Guillemette Moreau-Pernet enchaîne avec une autre séance et un autre jeune patient, Baptiste. Ses parents sont venus de loin pour profiter de ce robot unique en France : “On vient de Châteauroux. On a fait plus de deux heures de route pour la rééducation de Baptiste”.
On est contents d’avoir ça en France et de ne pas être obligé d’aller en Espagne ou ailleurs pour soigner Baptiste. Et en même temps, c’est dommage que personne ne veuille mettre de moyens dans ce robot, parce que je ne suis pas la seule à faire des kilomètres”
Maud et BernardParents de Baptiste
Pour la professionnelle de santé : “Le problème est de faire prendre conscience de l'existence de ces robots marcheurs et de l'utilité qu'ils apportent aux personnes handicapées, notamment aux enfants. Notre but est de voir ces machines déployées à plus grande échelle et au service du plus grand nombre. S’agissant de machines presque uniques, les coûts et les investissements sont évidemment élevés. Si cette entreprise vend des centaines de machines, ce sera bien sûr moins cher pour tout le monde. Il faut qu'on puisse mettre ces machines à disposition du plus grand nombre”.
Assurer le financement
Depuis trois mois, l'association peine à trouver de quoi rembourser les 5 000 mensuels de crédit.
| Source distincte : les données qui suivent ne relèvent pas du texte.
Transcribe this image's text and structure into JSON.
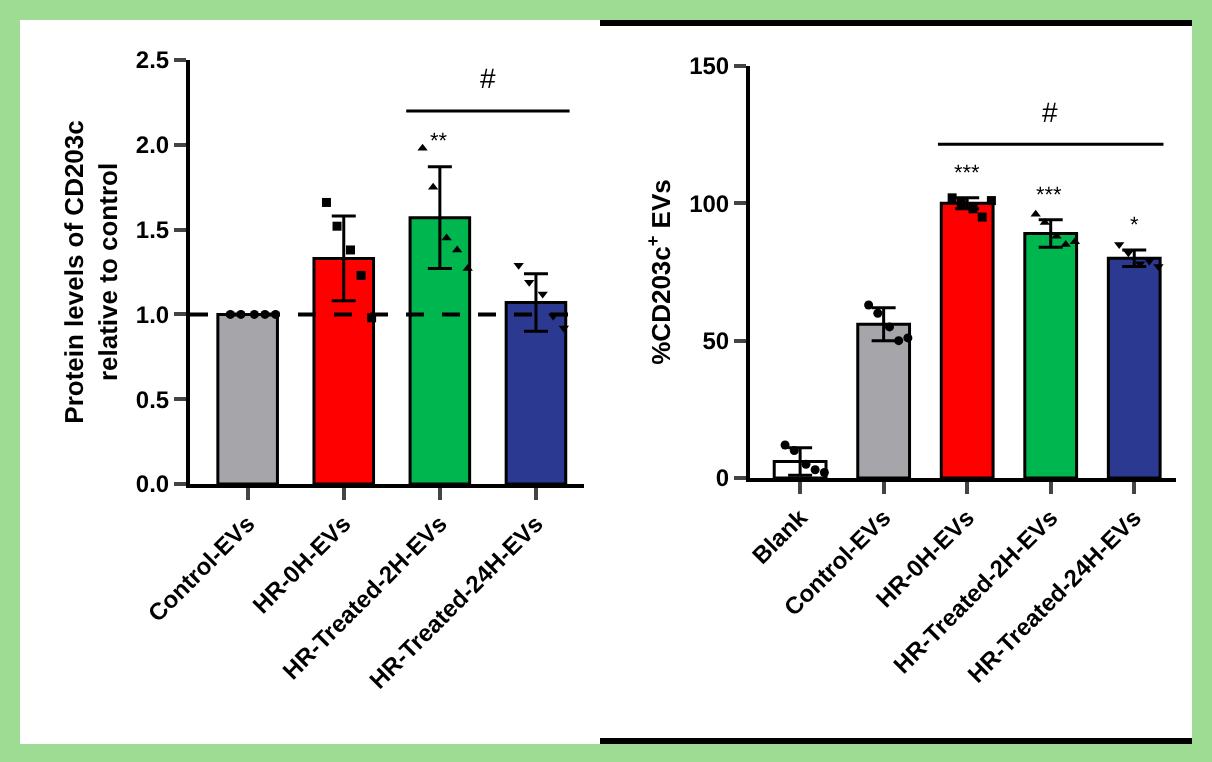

Le président Patrick Moreau-Pernet indique : "Je sais que nous avions déjà eu la chance d’avoir d’importantes subventions et que recevoir de nouveau une telle somme peut être délicat pour les élus. C’est pour cela qu’on se tourne désormais vers des mécènes”.
Et de poursuivre : “Tout ce que l’on peut faire c’est gagner du temps. La seule chose que la banque puisse faire c’est geler les mensualités de remboursement pendant un an. Mais ça ne résout pas le problème. Il faudra bien finir de payer cette machine un jour. La solution idéale pour l’instant c’est de trouver les 100 000 euros qui nous permettront de tenir jusqu’à l’année prochaine. Et l’année suivante, également 100 000 euros. On ne demande pas 100 000 euros tout de suite mais au moins 5 000 euros chaque mois pour rembourser les mensualités. Si on trouve 12 personnes par an qui donnent 5 000 euros jusqu’en 2026, on est bon. À noter que les dons sont déductibles d'impôts. Soit on trouve des mécènes qui soutiennent notre cause, soit on se réfère aux autorités publiques”.
En attendant, l'association doit trouver un peu plus de 200 000 euros pour éviter d'être contrainte de se séparer du robot.